Я стал с нездоровой пристальностью приглядываться ко всему, окружавшему меня. Перед сном, сжимая пальцами складки простыни, таращился на темные силуэты комнатных предметов, разглядывал потолок, блик на обоях, лоскут занавески. Но перевод с земного на небесный не осуществлялся, действительность оставалась накрепко запечатанной. Я в одном лишь не имел сомнений: участие мое в ночной экскурсии — задумано не людьми и не по сю сторону. В ходе этой экскурсии я, я, а не гости музея, должен был с чем-то в себе и в мире разобраться.

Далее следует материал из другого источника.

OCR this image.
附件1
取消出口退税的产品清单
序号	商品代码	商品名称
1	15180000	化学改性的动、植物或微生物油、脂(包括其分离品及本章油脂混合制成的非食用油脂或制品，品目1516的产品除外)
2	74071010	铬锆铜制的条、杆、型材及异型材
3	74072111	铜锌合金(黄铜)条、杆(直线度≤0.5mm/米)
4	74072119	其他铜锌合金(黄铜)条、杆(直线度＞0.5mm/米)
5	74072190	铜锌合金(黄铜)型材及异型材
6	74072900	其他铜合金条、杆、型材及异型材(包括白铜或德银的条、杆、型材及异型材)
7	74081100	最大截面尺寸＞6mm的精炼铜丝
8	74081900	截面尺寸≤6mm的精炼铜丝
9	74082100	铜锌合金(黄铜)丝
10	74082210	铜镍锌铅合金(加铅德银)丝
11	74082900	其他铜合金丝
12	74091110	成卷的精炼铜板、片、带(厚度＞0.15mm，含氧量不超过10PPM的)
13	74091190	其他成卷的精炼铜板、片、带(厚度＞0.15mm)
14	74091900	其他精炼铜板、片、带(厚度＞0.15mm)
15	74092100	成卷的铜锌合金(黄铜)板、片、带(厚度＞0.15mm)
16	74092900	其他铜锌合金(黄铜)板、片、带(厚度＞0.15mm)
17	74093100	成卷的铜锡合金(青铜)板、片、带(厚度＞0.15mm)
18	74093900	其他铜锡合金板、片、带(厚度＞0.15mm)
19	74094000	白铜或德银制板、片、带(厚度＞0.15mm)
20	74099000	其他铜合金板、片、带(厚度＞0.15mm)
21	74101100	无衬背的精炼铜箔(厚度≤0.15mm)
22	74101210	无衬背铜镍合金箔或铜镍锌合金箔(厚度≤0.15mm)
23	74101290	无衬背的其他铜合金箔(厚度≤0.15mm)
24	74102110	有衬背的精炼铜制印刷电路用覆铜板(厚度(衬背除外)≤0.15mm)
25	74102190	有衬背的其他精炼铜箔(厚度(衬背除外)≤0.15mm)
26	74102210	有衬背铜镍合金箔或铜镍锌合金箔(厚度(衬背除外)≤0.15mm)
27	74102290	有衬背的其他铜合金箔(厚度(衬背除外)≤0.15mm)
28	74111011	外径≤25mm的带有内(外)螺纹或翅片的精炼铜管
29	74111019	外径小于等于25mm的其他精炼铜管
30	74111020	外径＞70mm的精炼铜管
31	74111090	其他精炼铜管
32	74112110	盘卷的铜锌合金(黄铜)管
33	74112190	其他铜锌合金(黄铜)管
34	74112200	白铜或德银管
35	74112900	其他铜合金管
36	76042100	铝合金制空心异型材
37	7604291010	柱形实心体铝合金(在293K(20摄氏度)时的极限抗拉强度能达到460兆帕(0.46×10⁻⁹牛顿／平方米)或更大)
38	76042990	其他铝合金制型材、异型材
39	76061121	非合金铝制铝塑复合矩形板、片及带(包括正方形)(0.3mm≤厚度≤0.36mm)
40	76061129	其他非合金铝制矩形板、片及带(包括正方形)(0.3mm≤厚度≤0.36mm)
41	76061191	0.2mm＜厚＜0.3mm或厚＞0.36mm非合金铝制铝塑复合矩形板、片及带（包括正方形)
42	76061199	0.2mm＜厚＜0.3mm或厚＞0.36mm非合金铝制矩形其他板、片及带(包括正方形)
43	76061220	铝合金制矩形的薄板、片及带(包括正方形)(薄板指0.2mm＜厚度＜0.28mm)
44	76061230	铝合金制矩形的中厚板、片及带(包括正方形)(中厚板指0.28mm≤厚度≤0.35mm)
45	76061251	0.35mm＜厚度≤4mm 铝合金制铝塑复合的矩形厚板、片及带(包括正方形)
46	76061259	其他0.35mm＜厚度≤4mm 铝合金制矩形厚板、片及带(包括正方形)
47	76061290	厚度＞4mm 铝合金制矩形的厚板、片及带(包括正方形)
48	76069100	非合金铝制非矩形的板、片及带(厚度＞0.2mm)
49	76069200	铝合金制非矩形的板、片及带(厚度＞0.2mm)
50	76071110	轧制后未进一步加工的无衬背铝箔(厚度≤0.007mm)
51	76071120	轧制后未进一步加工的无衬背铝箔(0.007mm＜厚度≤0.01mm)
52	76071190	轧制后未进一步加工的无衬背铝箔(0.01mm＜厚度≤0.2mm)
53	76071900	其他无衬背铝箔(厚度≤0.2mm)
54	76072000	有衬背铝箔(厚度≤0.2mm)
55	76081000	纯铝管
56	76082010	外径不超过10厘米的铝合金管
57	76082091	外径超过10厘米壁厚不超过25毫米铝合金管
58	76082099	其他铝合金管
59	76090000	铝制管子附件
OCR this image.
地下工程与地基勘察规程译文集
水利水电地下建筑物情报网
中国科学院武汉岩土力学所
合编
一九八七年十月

Я учил текст, а мыслями был далеко. Забывал о еде, мало спал. Работу свою выполнял рассеянно, иногда вперивался в какой-нибудь экспонат и замолкал на секунду-другую (так было, к примеру, когда я заметил в европейском зале пресс-папье в виде скарабея); гости сначала вежливо улыбались, а потом недоуменно переглядывались, пережидая заминку.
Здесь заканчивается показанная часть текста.